Matthew Butler certainly wishes he did. Having a strong interest in wildlife conservation, he and his cousin each paid £3,000, including flights, to work on an animal rehabilitation centre in Costa Rica while on their gap years in 2009.
‘Soon after arriving we discovered this wasn’t really an animal rehabilitation centre, but a poorly run zoo,’ says Matthew, 25, a charity worker who lives in North London. ‘We were put to work feeding the animals and cleaning out their cages. There was no indication of any of them being released into the wild.
‘The cages were quite small and we saw some shocking behaviour. I remember seeing the keepers trying to antagonise the lions to make them roar so the tourists could get a good photo.

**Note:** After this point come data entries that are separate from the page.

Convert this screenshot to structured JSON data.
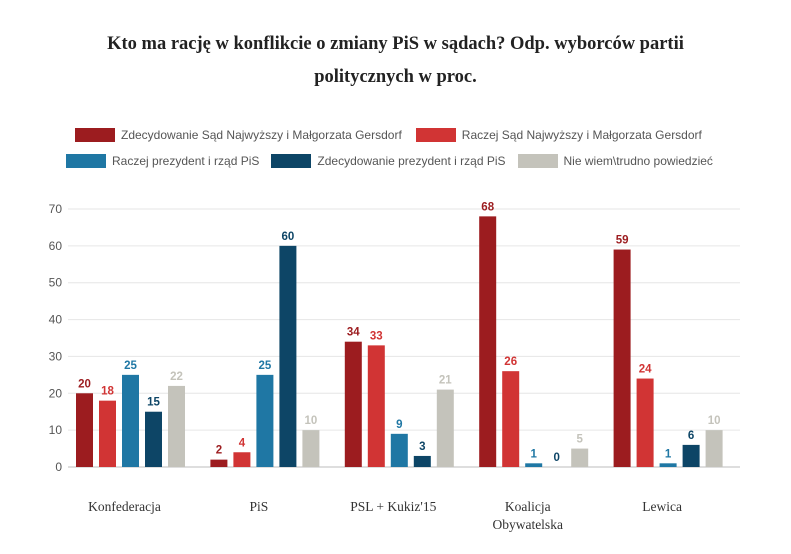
{
  "chart_data": {
    "type": "bar",
    "title": "Kto ma rację w konflikcie o zmiany PiS w sądach? Odp. wyborców partii politycznych w proc.",
    "categories": [
      "Konfederacja",
      "PiS",
      "PSL + Kukiz'15",
      "Koalicja Obywatelska",
      "Lewica"
    ],
    "category_lines": [
      [
        "Konfederacja"
      ],
      [
        "PiS"
      ],
      [
        "PSL + Kukiz'15"
      ],
      [
        "Koalicja",
        "Obywatelska"
      ],
      [
        "Lewica"
      ]
    ],
    "series": [
      {
        "name": "Zdecydowanie Sąd Najwyższy i Małgorzata Gersdorf",
        "color": "#9c1c1f",
        "values": [
          20,
          2,
          34,
          68,
          59
        ]
      },
      {
        "name": "Raczej Sąd Najwyższy i Małgorzata Gersdorf",
        "color": "#d13434",
        "values": [
          18,
          4,
          33,
          26,
          24
        ]
      },
      {
        "name": "Raczej prezydent i rząd PiS",
        "color": "#1f77a4",
        "values": [
          25,
          25,
          9,
          1,
          1
        ]
      },
      {
        "name": "Zdecydowanie prezydent i rząd PiS",
        "color": "#0d4566",
        "values": [
          15,
          60,
          3,
          0,
          6
        ]
      },
      {
        "name": "Nie wiem\\trudno powiedzieć",
        "color": "#c4c3bb",
        "values": [
          22,
          10,
          21,
          5,
          10
        ]
      }
    ],
    "ylim": [
      0,
      70
    ],
    "yticks": [
      0,
      10,
      20,
      30,
      40,
      50,
      60,
      70
    ],
    "grid": true,
    "legend_position": "top"
  }
}
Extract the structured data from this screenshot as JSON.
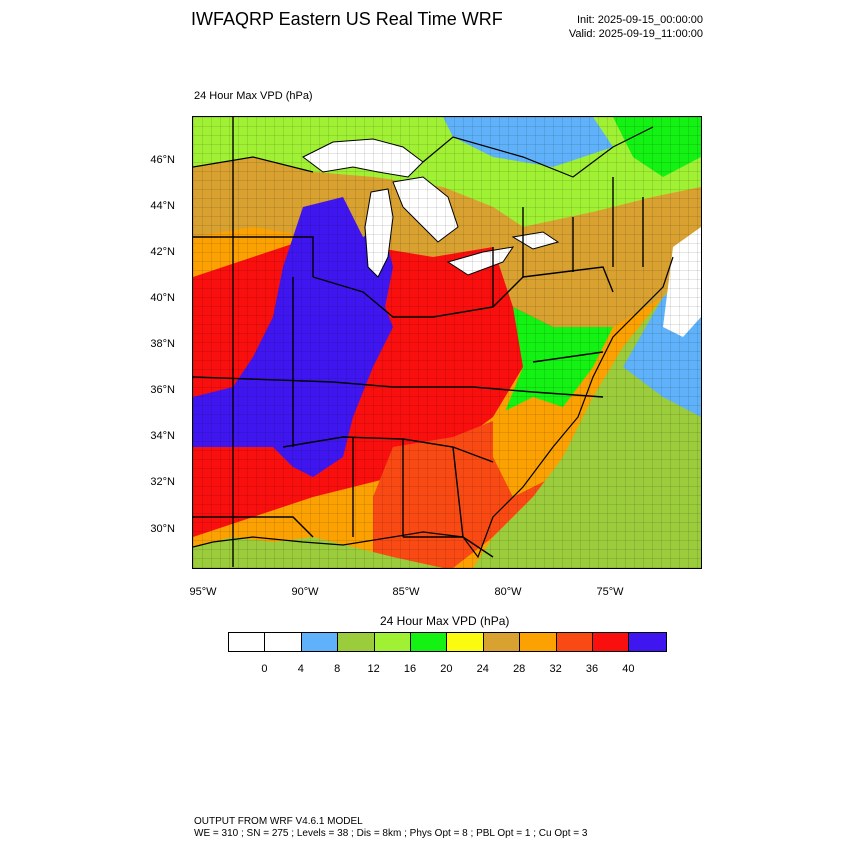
{
  "header": {
    "title": "IWFAQRP Eastern US Real Time WRF",
    "init": "Init: 2025-09-15_00:00:00",
    "valid": "Valid: 2025-09-19_11:00:00"
  },
  "field_label": "24 Hour Max VPD   (hPa)",
  "map": {
    "lat_ticks": [
      "46°N",
      "44°N",
      "42°N",
      "40°N",
      "38°N",
      "36°N",
      "34°N",
      "32°N",
      "30°N"
    ],
    "lon_ticks": [
      "95°W",
      "90°W",
      "85°W",
      "80°W",
      "75°W"
    ],
    "colors": {
      "purple": "#3f16f0",
      "red": "#fa0f0f",
      "redorange": "#fa4a14",
      "orange": "#fca102",
      "gold": "#d9a130",
      "yellow": "#fbfb0f",
      "green": "#13f213",
      "lightgreen": "#a0f034",
      "olive": "#9bcc3c",
      "blue": "#5fb2fa",
      "white": "#ffffff"
    }
  },
  "colorbar": {
    "title": "24 Hour Max VPD  (hPa)",
    "colors": [
      "#ffffff",
      "#ffffff",
      "#5fb2fa",
      "#9bcc3c",
      "#a0f034",
      "#13f213",
      "#fbfb0f",
      "#d9a130",
      "#fca102",
      "#fa4a14",
      "#fa0f0f",
      "#3f16f0"
    ],
    "labels": [
      "0",
      "4",
      "8",
      "12",
      "16",
      "20",
      "24",
      "28",
      "32",
      "36",
      "40"
    ]
  },
  "footer": {
    "line1": "OUTPUT FROM WRF V4.6.1 MODEL",
    "line2": "WE = 310 ; SN = 275 ; Levels = 38 ; Dis = 8km ; Phys Opt = 8 ; PBL Opt = 1 ; Cu Opt = 3"
  }
}
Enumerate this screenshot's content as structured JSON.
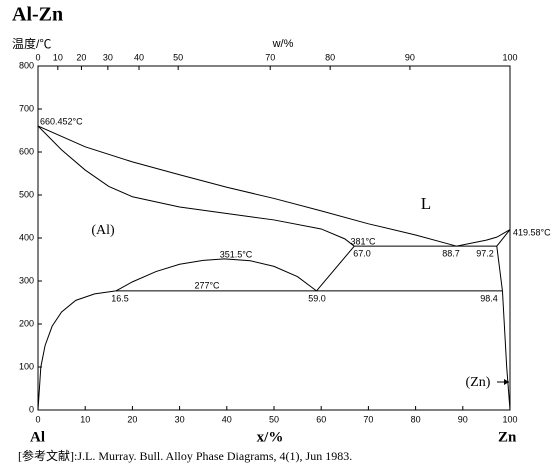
{
  "chart_data": {
    "type": "line",
    "title": "Al-Zn",
    "y_label": "温度/℃",
    "x_label": "x/%",
    "x2_label": "w/%",
    "left_element": "Al",
    "right_element": "Zn",
    "reference": "[参考文献]:J.L. Murray. Bull. Alloy Phase Diagrams, 4(1), Jun 1983.",
    "xlim": [
      0,
      100
    ],
    "ylim": [
      0,
      800
    ],
    "xticks": [
      0,
      10,
      20,
      30,
      40,
      50,
      60,
      70,
      80,
      90,
      100
    ],
    "yticks": [
      0,
      100,
      200,
      300,
      400,
      500,
      600,
      700,
      800
    ],
    "x2ticks": [
      0,
      {
        "value": 4.2,
        "label": "10"
      },
      {
        "value": 9.2,
        "label": "20"
      },
      {
        "value": 14.8,
        "label": "30"
      },
      {
        "value": 21.4,
        "label": "40"
      },
      {
        "value": 29.7,
        "label": "50"
      },
      {
        "value": 49.2,
        "label": "70"
      },
      {
        "value": 61.9,
        "label": "80"
      },
      {
        "value": 78.8,
        "label": "90"
      },
      100
    ],
    "series": [
      {
        "color": "#000000",
        "x": [
          0,
          10,
          20,
          30,
          40,
          50,
          60,
          70,
          80,
          88.7,
          95,
          97.2,
          100
        ],
        "values": [
          660.452,
          612,
          577,
          547,
          518,
          492,
          463,
          433,
          407,
          381,
          395,
          402,
          419.58
        ]
      },
      {
        "color": "#000000",
        "x": [
          0,
          5,
          10,
          15,
          20,
          30,
          40,
          50,
          60,
          65,
          67
        ],
        "values": [
          660.452,
          605,
          558,
          520,
          496,
          472,
          457,
          442,
          421,
          398,
          381
        ]
      },
      {
        "color": "#000000",
        "x": [
          67,
          97.2
        ],
        "values": [
          381,
          381
        ]
      },
      {
        "color": "#000000",
        "x": [
          100,
          97.2,
          98.4,
          99.3,
          100
        ],
        "values": [
          419.58,
          381,
          277,
          100,
          0
        ]
      },
      {
        "color": "#000000",
        "x": [
          16.5,
          20,
          25,
          30,
          35,
          39.5,
          45,
          50,
          55,
          59
        ],
        "values": [
          277,
          298,
          322,
          339,
          348,
          351.5,
          347,
          334,
          310,
          277
        ]
      },
      {
        "color": "#000000",
        "x": [
          16.5,
          98.4
        ],
        "values": [
          277,
          277
        ]
      },
      {
        "color": "#000000",
        "x": [
          59,
          67
        ],
        "values": [
          277,
          381
        ]
      },
      {
        "color": "#000000",
        "x": [
          0,
          0.6,
          1.5,
          3,
          5,
          8,
          12,
          16.5
        ],
        "values": [
          0,
          100,
          150,
          195,
          228,
          255,
          270,
          277
        ]
      }
    ],
    "annotations": [
      "660.452°C",
      "351.5°C",
      "381°C",
      "277°C",
      "419.58°C",
      "16.5",
      "59.0",
      "67.0",
      "88.7",
      "97.2",
      "98.4",
      "L",
      "(Al)",
      "(Zn)"
    ]
  }
}
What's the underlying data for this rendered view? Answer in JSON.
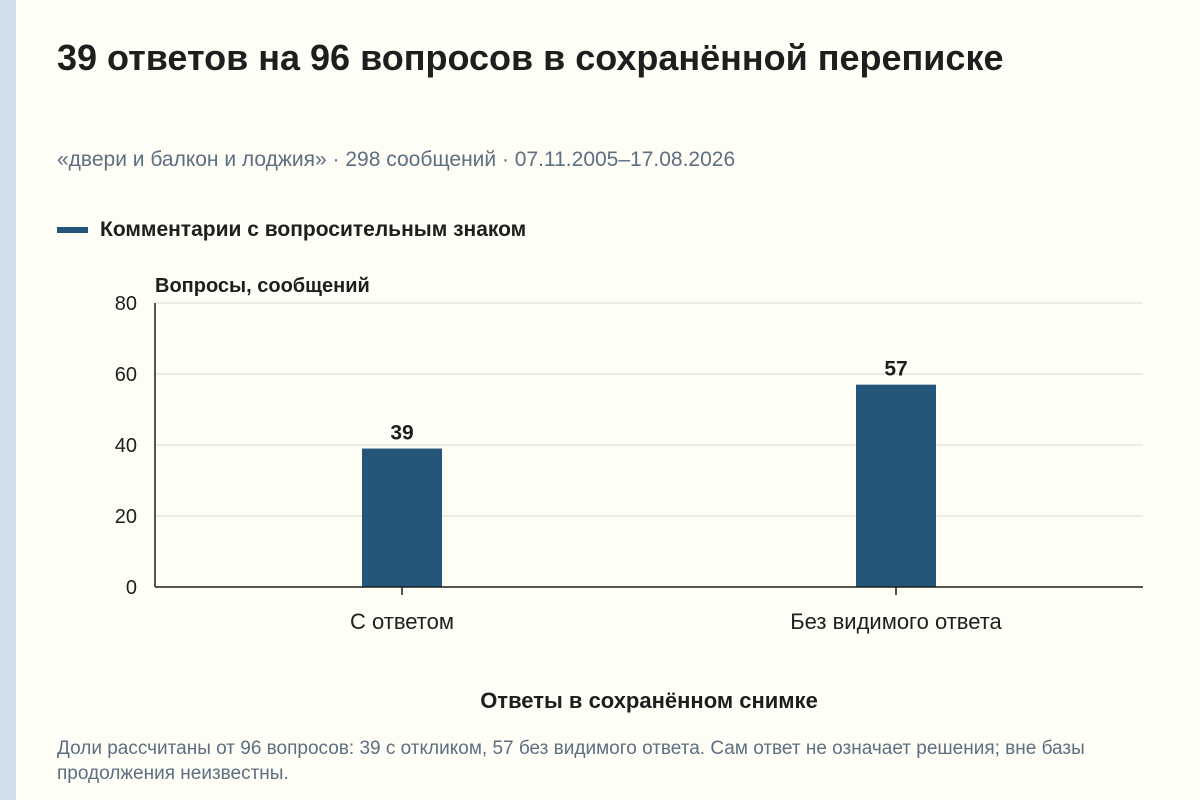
{
  "title": "39 ответов на 96 вопросов в сохранённой переписке",
  "subtitle": "«двери и балкон и лоджия» · 298 сообщений · 07.11.2005–17.08.2026",
  "legend_label": "Комментарии с вопросительным знаком",
  "footnote": "Доли рассчитаны от 96 вопросов: 39 с откликом, 57 без видимого ответа. Сам ответ не означает решения; вне базы продолжения неизвестны.",
  "colors": {
    "bar": "#245679",
    "grid": "#d9d9d2",
    "axis": "#1e1e1e",
    "text": "#1e1e1e",
    "muted": "#5d6f80",
    "background": "#fefdf6"
  },
  "chart_data": {
    "type": "bar",
    "categories": [
      "С ответом",
      "Без видимого ответа"
    ],
    "series": [
      {
        "name": "Комментарии с вопросительным знаком",
        "values": [
          39,
          57
        ]
      }
    ],
    "ylabel": "Вопросы, сообщений",
    "xlabel": "Ответы в сохранённом снимке",
    "ylim": [
      0,
      80
    ],
    "yticks": [
      0,
      20,
      40,
      60,
      80
    ],
    "ytick_labels": [
      "0",
      "20",
      "40",
      "60",
      "80"
    ],
    "data_labels": [
      "39",
      "57"
    ],
    "grid": true,
    "legend_position": "top-left"
  }
}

‘Our money clearly wasn’t going to the centre, either. The people who owned it had a very plush house, with plasma TVs and two Land Rovers and quad bikes.
‘I was naive. I thought because I’d spent such a large amount of money, and had used a gap year company, it was going to be up to standard.
‘It does taint your enthusiasm for the whole sector if you have an experience like that.’
Matthew and his cousin made a complaint to the gap year company’s representative in Costa Rica and eventually they were moved to a different project.
Travel writer Sarah Woods got a nasty surprise when she volunteered to go on an expedition into an unmapped area of the Amazon rainforest and help translate Spanish to English.
‘It involved two days hiking and several hours canoeing, but by the time we reached the area, I realised this was not all it was made out to be,’ says Sarah, 46, from Bedfordshire.
‘We’d been told we were doing an expedition for a conservation group. But from listening to some of the conversations being had in Spanish, I realised we’d been hoodwinked into doing a recce for a company interested in oil drilling there.
‘In other words, rather than helping to protect the Amazon, I was funding a trip for a huge money-making business whose ultimate ambition would be deforestation. Since then I’ve started putting much more thought into the projects I help on.’
Experts stress that volunteering, when done appropriately, can be highly valuable for the local community and volunteers alike. Those taking part, however, should do their homework first to make sure they are putting their money in the right place.
But Caroline Green says many volunteers just don’t want to speak out about the problems they find.
‘A big part of the problem is that rich gap year students see it as a holiday. They don’t want to delve into it too much and just want to have a bit of fun.’
When contacted by the Mail, Dan Moore, founder of the Thai charity Starfish, which runs the Dream House, said: ‘The Dream House was originally funded by local residents. I can confirm that allegations were made by the children against the original founder of the home. The founder was never an employee of our business.
‘On hearing the allegations, Starfish moved swiftly using our connections with the local police and local government to remove the founder from the home.
‘Starfish arranged for child protection professionals to assess our children, and for the local government’s social services to assess the home, within days of the founder being removed.’
Mr Moore added that contributions from volunteers had funded a new building for the Dream House children, with better conditions and facilities. He said he agreed with the view that orphanages should be the last resort.
But Caroline is still plagued by the thought that other children may be suffering at the hands of dubious projects, funded by volunteers.
At first she wished she had never gone to the orphanage in Thailand, but now she feels glad she was able to help protect the children she met. She plans to go to volunteer abroad again.
‘I’m not going to stop looking to make a difference. But this time I want to do it with a proper organisation and I’m going to do lots of homework.’